Thank @pedroborges I have looked but i cant make it work. I created a local valet driver containing this:

<?php
class LocalValetDriver extends KirbyValetDriver
{
    /**
     * Determine if the driver serves the request.
     *
     * @param  string  $sitePath
     * @param  string  $siteName
     * @param  string  $uri
     * @return void
     */
    public function serves($sitePath, $siteName, $uri)
    {
        return is_dir($sitePath.'/public/kirby');
    }
    /**
     * Determine if the incoming request is for a static file.
     *
     * @param  string  $sitePath
     * @param  string  $siteName
     * @param  string  $uri
     * @return string|false
     */
    public function isStaticFile($sitePath, $siteName, $uri)
    {
       if ($this->isActualFile($staticFilePath = $sitePath.$uri)) {
           return $staticFilePath;
       }
       return false;
    }
    /**
     * Get the fully resolved path to the application's front controller.
     *
     * @param  string  $sitePath
     * @param  string  $siteName
     * @param  string  $uri
     * @return string
     */
    public function frontControllerPath($sitePath, $siteName, $uri)
    {
        // Needed to force Kirby to use *.dev to generate its URLs...
        $_SERVER['SERVER_NAME'] = $_SERVER['HTTP_HOST'];
        if (preg_match('/^\/panel/', $uri)) {
            $_SERVER['SCRIPT_NAME'] = '/public/panel/index.php';
            return $sitePath.'/public/panel/index.php';
        }
        if (file_exists($indexPath = $sitePath.'/public/index.php')) {
            $_SERVER['SCRIPT_NAME'] = '/public/index.php';
            return $indexPath;
        }
    }
}

I had hoped that would would work but all its doing is adding /public/ into all the paths and i get a debug page when trying to access the panel.

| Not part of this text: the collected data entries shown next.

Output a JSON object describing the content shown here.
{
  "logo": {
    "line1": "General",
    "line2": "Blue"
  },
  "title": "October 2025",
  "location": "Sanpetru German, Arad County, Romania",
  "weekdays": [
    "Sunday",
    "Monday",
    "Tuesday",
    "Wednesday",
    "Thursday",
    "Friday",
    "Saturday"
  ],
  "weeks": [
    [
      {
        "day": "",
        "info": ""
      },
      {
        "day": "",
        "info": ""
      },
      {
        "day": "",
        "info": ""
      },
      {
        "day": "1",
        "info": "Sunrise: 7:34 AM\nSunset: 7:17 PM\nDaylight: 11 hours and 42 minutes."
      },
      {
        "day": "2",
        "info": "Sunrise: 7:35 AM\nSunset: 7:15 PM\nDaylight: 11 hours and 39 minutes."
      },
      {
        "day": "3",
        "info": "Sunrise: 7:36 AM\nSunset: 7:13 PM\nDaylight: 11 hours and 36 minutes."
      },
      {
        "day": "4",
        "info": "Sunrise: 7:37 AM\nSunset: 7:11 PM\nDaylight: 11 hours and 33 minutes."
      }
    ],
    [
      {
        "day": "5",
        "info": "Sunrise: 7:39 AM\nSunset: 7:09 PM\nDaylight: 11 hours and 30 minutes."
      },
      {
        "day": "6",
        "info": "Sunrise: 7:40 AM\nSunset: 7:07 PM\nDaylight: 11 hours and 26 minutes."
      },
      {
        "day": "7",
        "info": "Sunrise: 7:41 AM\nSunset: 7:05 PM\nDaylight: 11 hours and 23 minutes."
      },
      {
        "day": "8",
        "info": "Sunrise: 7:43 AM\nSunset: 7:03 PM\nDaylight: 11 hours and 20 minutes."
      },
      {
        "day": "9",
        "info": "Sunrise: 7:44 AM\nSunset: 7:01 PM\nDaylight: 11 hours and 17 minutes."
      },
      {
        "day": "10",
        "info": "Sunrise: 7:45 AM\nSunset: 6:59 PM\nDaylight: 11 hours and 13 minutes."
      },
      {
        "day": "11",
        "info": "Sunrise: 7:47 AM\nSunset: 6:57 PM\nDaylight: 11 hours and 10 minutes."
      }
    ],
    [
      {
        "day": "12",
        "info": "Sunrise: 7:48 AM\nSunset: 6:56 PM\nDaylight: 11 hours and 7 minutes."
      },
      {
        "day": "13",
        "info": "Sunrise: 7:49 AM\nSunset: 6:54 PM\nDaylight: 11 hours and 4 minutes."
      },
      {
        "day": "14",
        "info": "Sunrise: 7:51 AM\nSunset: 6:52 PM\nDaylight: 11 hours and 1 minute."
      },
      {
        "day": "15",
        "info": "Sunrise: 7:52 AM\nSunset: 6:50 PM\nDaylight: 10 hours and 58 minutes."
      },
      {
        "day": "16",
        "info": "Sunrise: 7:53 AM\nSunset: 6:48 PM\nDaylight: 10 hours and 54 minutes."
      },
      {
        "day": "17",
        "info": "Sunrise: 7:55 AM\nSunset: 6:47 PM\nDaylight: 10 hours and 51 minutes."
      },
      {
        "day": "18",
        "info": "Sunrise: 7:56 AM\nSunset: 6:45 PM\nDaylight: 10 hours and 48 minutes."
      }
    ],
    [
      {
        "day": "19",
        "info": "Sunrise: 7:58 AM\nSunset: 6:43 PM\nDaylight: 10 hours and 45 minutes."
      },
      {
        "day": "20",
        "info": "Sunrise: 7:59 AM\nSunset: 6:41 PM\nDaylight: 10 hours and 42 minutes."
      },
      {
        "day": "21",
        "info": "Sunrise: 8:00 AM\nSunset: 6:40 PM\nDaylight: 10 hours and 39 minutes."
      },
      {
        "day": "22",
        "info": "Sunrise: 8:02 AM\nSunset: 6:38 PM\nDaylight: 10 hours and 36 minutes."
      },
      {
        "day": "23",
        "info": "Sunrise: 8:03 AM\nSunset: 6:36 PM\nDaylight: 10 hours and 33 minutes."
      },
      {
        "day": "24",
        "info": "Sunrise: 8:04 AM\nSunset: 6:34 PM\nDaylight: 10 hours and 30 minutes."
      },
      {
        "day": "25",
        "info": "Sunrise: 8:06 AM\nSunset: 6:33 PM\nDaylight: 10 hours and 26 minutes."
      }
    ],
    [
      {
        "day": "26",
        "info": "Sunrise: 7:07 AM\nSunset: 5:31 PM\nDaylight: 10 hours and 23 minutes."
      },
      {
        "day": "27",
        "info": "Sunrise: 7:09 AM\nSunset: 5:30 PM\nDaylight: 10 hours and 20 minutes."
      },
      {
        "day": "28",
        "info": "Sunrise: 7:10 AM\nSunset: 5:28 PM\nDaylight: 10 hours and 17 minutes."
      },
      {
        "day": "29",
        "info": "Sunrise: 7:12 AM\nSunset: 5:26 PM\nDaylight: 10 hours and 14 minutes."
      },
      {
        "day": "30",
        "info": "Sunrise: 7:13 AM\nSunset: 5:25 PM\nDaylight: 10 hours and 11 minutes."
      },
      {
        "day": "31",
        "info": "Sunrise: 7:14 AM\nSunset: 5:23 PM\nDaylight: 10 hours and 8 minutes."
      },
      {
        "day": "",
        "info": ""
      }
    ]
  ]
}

For instance my asset paths now look like this:

<link rel="stylesheet" href="http://example.dev/public/assets/css/site.css">

I think i need to modify the $sitePath variable but i have no idea where that is set.

Do you have any ideas how i can make this work. The reason i want this is because i use a build tool that compiles into the public folder.

My project is structured like this:

sites
  myprojectone
      node_modules
        public
          ---.htaccess
          ---assets
          ---content
          ---index.php
          ---kirby
          ---license.md
          ---panel
          ---readme.md
          ---robots.txt
          ---site
          ---thumbs
        src
          ---fonts
          ---images
          ---js
          ---sass
      package.json
      webpack.mix.js

The more robust solution would be to register the public directory as a Valet site directly using the link command. Then you don‘t even need the custom driver.

Thanks @lukasbestle thats exactly what i did in the end. Its just not quite as slick as parking the whole directory containing all my client sites (theres alot!). I will just have to link each one as I go.